Niermeyer cree que la amada de Otello es la verdadera heroína de la obra y, por tanto, en su propuesta la sitúa como el verdadero eje de la acción. De hecho, los cuatro actos de la ópera discurren en el entorno cerrado y opresivo de su habitación, e incluso la famosa llegada de Otello –«Esultate!»– al comienzo del primer cuadro no se produce ante el pueblo de Venecia, tras salvarse de la tormenta en la que casi naufraga su nave, sino abriendo las puertas ante su amada, en el mismo palacio donde han conocido su amor.

Para Desdemona ese amor es inquebrantable, fiel y para siempre. Desde el primer momento de la producción ella sufre por Otello, reza por su vida y brilla de emoción cuando comprueba su llegada sano y salvo a casa. El vestuario de la producción establece un código fácilmente identificable: Desdemona viste de blanco y está siempre rodeada de luz –con un efecto casi divino, balsámico; es una metáfora del bien; solo lleva ropas oscuras cuando interfiere con Jago–, pero cuando desaparece de escena, el salón y el dormitorio aparecen siempre envueltos en sombras. Esa oscuridad revela el conflicto central, expresado entre la certeza y la duda, entre la convicción de Desdemona de que su relación amorosa tiene futuro y el tormento que sufre Otello por los celos. Y aunque la producción se nutre de interesantes efectos especiales y de un velo onírico –a veces la acción se separa en dos planos, uno iluminado y otro oscuro–, en su esencia todo queda reducido a un intenso drama psicológico que plantea la lucha entre dos formas de irracionalidad. Porque nadie piensa con claridad: Desdemona niega la realidad de Otello, que poco a poco va cambiando ante sus ojos sin que ella advierta la frialdad de su corazón, mientras que Otello es incapaz de comprender que las insidias de Jago le van a condenar a su autodestrucción.

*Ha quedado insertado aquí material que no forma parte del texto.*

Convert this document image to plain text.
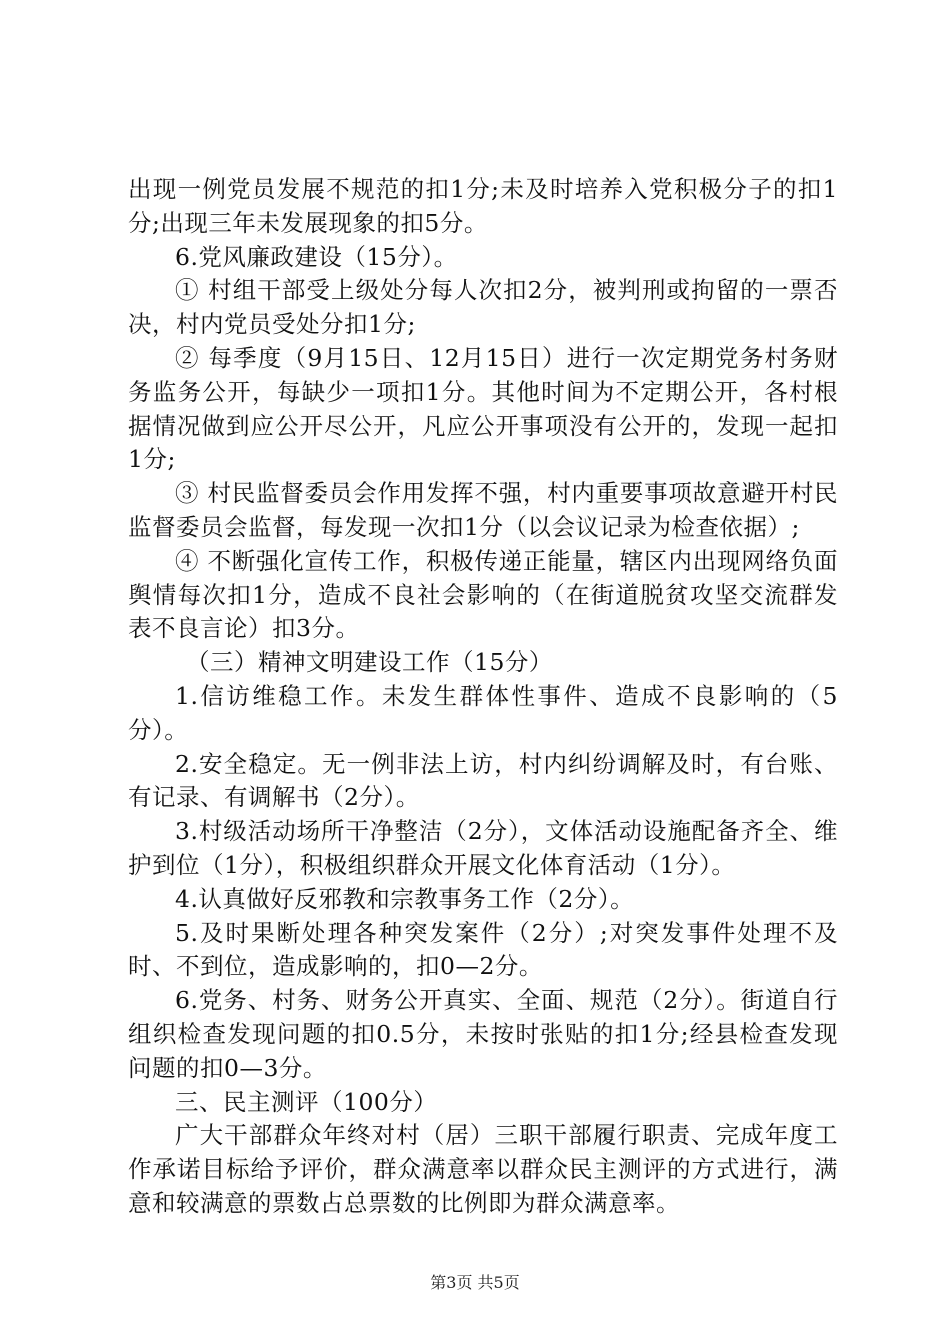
出现一例党员发展不规范的扣1分;未及时培养入党积极分子的扣1分;出现三年未发展现象的扣5分。

6.党风廉政建设（15分）。

① 村组干部受上级处分每人次扣2分，被判刑或拘留的一票否决，村内党员受处分扣1分;

② 每季度（9月15日、12月15日）进行一次定期党务村务财务监务公开，每缺少一项扣1分。其他时间为不定期公开，各村根据情况做到应公开尽公开，凡应公开事项没有公开的，发现一起扣1分;

③ 村民监督委员会作用发挥不强，村内重要事项故意避开村民监督委员会监督，每发现一次扣1分（以会议记录为检查依据）;

④ 不断强化宣传工作，积极传递正能量，辖区内出现网络负面舆情每次扣1分，造成不良社会影响的（在街道脱贫攻坚交流群发表不良言论）扣3分。

（三）精神文明建设工作（15分）

1.信访维稳工作。未发生群体性事件、造成不良影响的（5分）。

2.安全稳定。无一例非法上访，村内纠纷调解及时，有台账、有记录、有调解书（2分）。

3.村级活动场所干净整洁（2分），文体活动设施配备齐全、维护到位（1分），积极组织群众开展文化体育活动（1分）。

4.认真做好反邪教和宗教事务工作（2分）。

5.及时果断处理各种突发案件（2分）;对突发事件处理不及时、不到位，造成影响的，扣0—2分。

6.党务、村务、财务公开真实、全面、规范（2分）。街道自行组织检查发现问题的扣0.5分，未按时张贴的扣1分;经县检查发现问题的扣0—3分。

三、民主测评（100分）

广大干部群众年终对村（居）三职干部履行职责、完成年度工作承诺目标给予评价，群众满意率以群众民主测评的方式进行，满意和较满意的票数占总票数的比例即为群众满意率。

第3页 共5页
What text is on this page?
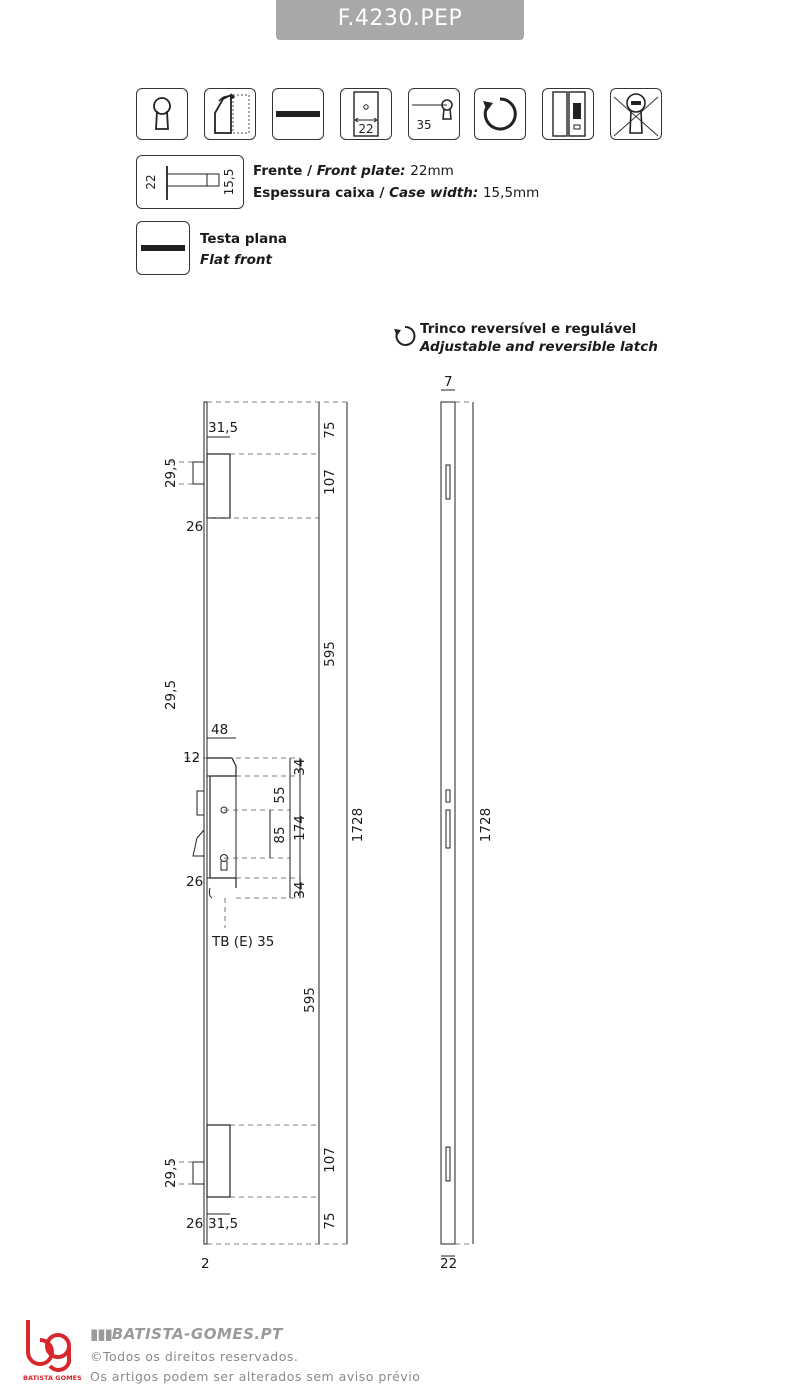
F.4230.PEP
22	35
22	15,5 Frente / Front plate: 22mm
Espessura caixa / Case width: 15,5mm
Testa plana
Flat front
Trinco reversível e regulável
Adjustable and reversible latch
31,5	75
29,5	107
26
595
29,5
48
12
34
55
85 174	1728
26	34
TB (E) 35
595
29,5	107
26 31,5	75
2
7
1728
22
BATISTA GOMES
▮▮▮BATISTA-GOMES.PT
©Todos os direitos reservados.
Os artigos podem ser alterados sem aviso prévio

Según Amélie Niermeyer, el escenario es un espacio claustrofóbico maldito: en su perímetro los deseos nunca se cumplen –salvo los de Jago– y la comunicación es imposible. Además, presenta a un Otello que, más que consumido por los celos, hoy recibiría un diagnóstico distinto: es un hombre inestable, quizá aquejado de un trastorno bipolar, lo que le imposibilita para detectar la bondad de Desdemona o la maldad de Jago, y que fluctúa durante toda la acción entre la salvación y el desastre, hasta que es incapaz de dominar a sus propios demonios. Finalmente, la luz blanca de Desdemona se apaga, venciendo la oscuridad.